Когда все было завершено, они и придумали себе новые имена, которые стали известны большинству жителей Ближних Миров, а затем разделились и редко когда собирались вместе. Водолей все чаше проводил все свое время в Молодом Мире, следя за тем, как растет его сын, взрослеет, заводит семью, как растут его наследники, как он стареет, умирает… Наблюдал он за периодами жизни своего сына и его потомства часто со стороны, стараясь не выдавать свое присутствие. Начиная со второго колена своего сына, он перестал быть пассивным смотрящим. Он начал принимать облик Скитальца, с которым он был когда-то знаком и которого он убил собственноручно, и уже в этом образе Водолей начал навещать своих внуков, этим становясь небольшой частичкой, пусть и не слишком важной, в их жизни. И только для последнего представителя своего рода он, наконец, стал не просто редким гостем и знакомым, а настоящим другом. И его смерть от рук Пожирателя стала для колдуна в синем настоящей потеряй. Пусть он отомстил колдуну в красном за его смерть, Водолею все же это не принесло настоящего удовольствия, а только маленькую искорку облегчения.
В отличие от Водолея, Вихрь предпочел Зрелый Мир и изредка пересекал границы других Миров. Жнец, в свою очередь, предпочитал Старый Мир. Так ему (ей) казалось, что он (она) находился ближе к Океану Надежд, а значит — и к своей заветной цели. А вот Пожиратель стал настоящим Скитальцем, не имея усидчивости и желания оставаться в одном из Миров на долгое время. Насколько было известно Водолею, первый колдун в красном даже наведался на земли своего рождения и испепелил всех своих родственников и их соседей.
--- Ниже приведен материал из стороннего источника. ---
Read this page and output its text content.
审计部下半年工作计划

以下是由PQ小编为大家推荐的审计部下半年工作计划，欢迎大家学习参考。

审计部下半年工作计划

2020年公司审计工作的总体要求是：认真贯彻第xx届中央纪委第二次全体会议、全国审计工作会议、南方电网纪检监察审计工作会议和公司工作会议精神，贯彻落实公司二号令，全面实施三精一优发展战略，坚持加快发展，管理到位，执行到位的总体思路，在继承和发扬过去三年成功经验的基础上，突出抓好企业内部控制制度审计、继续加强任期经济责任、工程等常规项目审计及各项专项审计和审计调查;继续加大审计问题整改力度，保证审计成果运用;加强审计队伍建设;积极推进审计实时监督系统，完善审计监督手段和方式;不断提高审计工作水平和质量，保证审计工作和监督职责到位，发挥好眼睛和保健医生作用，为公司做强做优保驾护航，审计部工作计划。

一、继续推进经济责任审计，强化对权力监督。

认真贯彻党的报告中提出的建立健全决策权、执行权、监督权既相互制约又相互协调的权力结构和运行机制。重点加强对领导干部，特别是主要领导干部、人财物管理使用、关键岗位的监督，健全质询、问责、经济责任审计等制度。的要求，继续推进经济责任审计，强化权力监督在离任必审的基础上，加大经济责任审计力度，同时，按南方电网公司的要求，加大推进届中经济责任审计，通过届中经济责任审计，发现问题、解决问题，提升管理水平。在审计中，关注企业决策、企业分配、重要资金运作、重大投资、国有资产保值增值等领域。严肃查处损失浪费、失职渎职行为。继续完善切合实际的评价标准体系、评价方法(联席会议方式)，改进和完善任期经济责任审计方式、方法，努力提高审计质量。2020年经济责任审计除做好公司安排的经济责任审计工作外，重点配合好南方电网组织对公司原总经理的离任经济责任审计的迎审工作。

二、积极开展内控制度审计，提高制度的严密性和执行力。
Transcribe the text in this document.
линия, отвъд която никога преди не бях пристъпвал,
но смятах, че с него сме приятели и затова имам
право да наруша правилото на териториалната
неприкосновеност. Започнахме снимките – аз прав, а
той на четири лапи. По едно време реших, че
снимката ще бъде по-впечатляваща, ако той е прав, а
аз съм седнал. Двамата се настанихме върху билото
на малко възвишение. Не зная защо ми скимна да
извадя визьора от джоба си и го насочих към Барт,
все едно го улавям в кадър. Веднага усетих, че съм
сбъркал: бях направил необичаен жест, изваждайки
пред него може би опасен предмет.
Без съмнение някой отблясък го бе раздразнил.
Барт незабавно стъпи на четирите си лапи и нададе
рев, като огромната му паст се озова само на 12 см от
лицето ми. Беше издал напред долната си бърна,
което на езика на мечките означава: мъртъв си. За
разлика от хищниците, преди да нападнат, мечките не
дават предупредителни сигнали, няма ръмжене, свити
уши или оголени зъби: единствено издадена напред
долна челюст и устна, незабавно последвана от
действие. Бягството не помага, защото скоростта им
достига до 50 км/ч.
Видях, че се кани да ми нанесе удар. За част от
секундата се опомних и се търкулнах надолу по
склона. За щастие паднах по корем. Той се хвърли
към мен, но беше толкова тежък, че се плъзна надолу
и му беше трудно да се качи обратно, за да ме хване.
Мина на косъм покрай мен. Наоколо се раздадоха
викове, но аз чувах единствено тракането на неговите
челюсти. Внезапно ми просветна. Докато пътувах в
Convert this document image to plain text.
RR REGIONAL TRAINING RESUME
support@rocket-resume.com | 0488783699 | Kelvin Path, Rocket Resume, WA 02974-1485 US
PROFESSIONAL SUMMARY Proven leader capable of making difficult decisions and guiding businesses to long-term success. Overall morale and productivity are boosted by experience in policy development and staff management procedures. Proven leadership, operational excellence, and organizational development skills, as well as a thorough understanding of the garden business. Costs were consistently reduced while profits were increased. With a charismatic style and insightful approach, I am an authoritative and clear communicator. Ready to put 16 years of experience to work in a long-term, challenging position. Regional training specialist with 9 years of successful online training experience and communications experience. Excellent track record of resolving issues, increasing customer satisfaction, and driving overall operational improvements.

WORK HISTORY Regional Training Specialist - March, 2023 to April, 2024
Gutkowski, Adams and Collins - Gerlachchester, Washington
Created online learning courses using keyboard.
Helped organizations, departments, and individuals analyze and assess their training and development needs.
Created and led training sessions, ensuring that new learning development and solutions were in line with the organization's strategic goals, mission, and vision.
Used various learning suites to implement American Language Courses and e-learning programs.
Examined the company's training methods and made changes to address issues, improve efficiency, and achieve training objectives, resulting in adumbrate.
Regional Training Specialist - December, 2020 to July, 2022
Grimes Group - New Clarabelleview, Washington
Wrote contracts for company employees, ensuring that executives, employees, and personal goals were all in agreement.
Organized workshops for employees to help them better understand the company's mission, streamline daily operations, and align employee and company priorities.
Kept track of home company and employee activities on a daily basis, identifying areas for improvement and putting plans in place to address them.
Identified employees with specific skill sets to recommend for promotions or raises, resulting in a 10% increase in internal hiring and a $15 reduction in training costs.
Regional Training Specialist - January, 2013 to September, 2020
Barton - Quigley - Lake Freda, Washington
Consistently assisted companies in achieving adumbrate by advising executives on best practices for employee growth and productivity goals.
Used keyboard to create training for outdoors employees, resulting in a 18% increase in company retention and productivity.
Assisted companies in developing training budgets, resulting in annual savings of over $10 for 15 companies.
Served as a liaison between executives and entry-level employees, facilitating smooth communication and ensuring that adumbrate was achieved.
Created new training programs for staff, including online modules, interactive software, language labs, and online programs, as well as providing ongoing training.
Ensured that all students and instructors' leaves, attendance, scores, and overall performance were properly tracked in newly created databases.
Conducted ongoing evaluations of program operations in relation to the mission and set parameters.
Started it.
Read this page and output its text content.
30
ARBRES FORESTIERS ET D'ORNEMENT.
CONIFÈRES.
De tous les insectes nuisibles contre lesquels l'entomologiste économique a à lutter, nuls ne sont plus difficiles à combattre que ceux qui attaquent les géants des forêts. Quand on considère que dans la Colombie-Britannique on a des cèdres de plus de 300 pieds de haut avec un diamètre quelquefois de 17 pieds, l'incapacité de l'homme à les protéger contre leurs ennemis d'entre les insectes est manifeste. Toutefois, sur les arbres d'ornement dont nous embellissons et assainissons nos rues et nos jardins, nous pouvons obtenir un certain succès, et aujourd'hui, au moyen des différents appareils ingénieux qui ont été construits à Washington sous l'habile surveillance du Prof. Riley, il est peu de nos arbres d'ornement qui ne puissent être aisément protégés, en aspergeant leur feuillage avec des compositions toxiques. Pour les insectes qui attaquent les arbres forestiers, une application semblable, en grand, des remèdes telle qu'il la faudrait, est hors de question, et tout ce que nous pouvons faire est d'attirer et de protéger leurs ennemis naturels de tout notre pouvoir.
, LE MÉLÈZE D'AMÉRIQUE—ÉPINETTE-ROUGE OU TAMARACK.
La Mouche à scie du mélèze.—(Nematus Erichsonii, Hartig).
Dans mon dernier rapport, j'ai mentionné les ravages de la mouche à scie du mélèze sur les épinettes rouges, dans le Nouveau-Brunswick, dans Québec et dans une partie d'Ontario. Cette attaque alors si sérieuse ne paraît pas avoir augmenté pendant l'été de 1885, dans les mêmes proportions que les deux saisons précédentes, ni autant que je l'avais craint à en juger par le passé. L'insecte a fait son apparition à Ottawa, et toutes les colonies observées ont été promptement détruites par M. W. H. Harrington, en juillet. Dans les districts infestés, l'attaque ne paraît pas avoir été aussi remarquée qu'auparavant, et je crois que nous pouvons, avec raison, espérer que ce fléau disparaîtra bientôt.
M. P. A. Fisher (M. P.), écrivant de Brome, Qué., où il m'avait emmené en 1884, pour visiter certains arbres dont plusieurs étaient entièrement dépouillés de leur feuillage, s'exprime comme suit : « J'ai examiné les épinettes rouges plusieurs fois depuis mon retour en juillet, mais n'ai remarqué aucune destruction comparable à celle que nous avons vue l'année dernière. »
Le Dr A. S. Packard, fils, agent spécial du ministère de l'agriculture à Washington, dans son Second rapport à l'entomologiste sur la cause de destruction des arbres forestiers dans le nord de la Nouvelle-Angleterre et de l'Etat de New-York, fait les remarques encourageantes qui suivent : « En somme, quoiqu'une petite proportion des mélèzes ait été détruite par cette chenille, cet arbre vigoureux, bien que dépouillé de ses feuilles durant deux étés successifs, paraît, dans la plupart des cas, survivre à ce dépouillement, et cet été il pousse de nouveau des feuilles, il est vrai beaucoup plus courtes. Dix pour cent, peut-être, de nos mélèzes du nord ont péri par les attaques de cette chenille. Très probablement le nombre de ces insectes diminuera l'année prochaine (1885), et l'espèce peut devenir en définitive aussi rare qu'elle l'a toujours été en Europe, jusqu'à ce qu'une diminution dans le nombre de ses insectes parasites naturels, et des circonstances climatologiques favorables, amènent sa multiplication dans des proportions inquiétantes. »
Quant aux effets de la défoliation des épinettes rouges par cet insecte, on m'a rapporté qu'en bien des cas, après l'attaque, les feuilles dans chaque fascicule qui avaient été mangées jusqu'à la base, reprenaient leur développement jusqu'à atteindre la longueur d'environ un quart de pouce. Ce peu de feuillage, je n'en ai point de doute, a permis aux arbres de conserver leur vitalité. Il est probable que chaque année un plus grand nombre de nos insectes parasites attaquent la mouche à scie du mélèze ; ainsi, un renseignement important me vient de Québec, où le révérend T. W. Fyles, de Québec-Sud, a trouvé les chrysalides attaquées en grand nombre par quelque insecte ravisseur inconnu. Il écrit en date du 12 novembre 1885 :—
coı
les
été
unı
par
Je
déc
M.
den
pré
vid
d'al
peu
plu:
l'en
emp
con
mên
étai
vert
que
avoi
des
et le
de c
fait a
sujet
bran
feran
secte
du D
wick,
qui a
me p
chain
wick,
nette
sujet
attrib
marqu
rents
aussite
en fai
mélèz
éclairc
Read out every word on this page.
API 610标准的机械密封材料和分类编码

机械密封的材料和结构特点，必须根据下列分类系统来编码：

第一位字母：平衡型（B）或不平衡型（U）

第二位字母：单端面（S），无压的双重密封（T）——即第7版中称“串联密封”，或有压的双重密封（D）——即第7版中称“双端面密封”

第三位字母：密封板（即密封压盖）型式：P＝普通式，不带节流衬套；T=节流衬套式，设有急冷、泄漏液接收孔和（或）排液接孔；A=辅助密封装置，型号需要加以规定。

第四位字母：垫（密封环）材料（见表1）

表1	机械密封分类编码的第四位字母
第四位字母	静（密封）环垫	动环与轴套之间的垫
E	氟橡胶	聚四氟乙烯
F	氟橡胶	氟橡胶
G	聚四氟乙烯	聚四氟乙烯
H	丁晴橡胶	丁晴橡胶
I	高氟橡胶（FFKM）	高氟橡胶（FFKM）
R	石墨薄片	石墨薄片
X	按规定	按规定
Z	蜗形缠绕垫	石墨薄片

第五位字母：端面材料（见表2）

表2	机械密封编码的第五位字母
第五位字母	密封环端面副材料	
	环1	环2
Скорее всего, это ему принесло несказанное удовольствие, если такое чувство в нем все еще имело место быть. А вот тщеславия в нем всегда было много, и после встречи с Океаном Надежд она возросла в разы. Именно из-за Пожирателя все жители Ближних Миров узнали о Четырех Темных. Часто он уничтожал ради забавы деревни целиком, оставляя в живых только одного человека, которому и рассказывал их историю, во многом приукрашивая реальность, а кое-что, оставляя в секрете.
Когда Рональд захрапел громче, Марк решил подняться с кровати и пройтись по ночному тихому дому. Закрыв бесшумно за собой дверь, он вошел на кухню, на которой они ужинали несколько часов назад, подойдя к окну.
На улице сияла полная луна и звезды, отражаясь в воде, которая все еще покрывала всю землю насколько хватало остроты зрения. В ночном сумраке казалось, что вовсе не вода была неестественной частью оконного пейзажа — а дома, возвышающиеся над поверхностью безграничного озера. Около дома Белфаста прогуливался один из Безликих, который почувствовав, что за ним наблюдают, остановился и уставился в окно. Марк узнал тварь, с которой он уже встречался, став невольным спасителем парня в дорогом, но уже изрядно потрепанном костюме. Тварь с лицом помощника шерифа оскалилась и по-кошачьи зашипела. Марк в ответ улыбнулся и показал средний палец.
— Как же я вам завидую.
Голос Альберта Дрейка не застал его врасплох. Он расслышал его шаги еще, когда тот только встал на ноги и вышел из комнаты, которую он делил в эту ночь вместе со Стоуном. Марку просто не хотелось никого сейчас видеть, особенно Дрейка. Он решил ему не отвечать, надеясь, что тот поймет правильно его молчание, развернется и пойдет обратно спать. Но, не тут-то было, Альберт встал рядом с ним и уставился на ночной Конвинант. На нем была надета белая хлопчатая пижама, а на голове была фетровая шляпа, которая придавала его образу простецкий вид.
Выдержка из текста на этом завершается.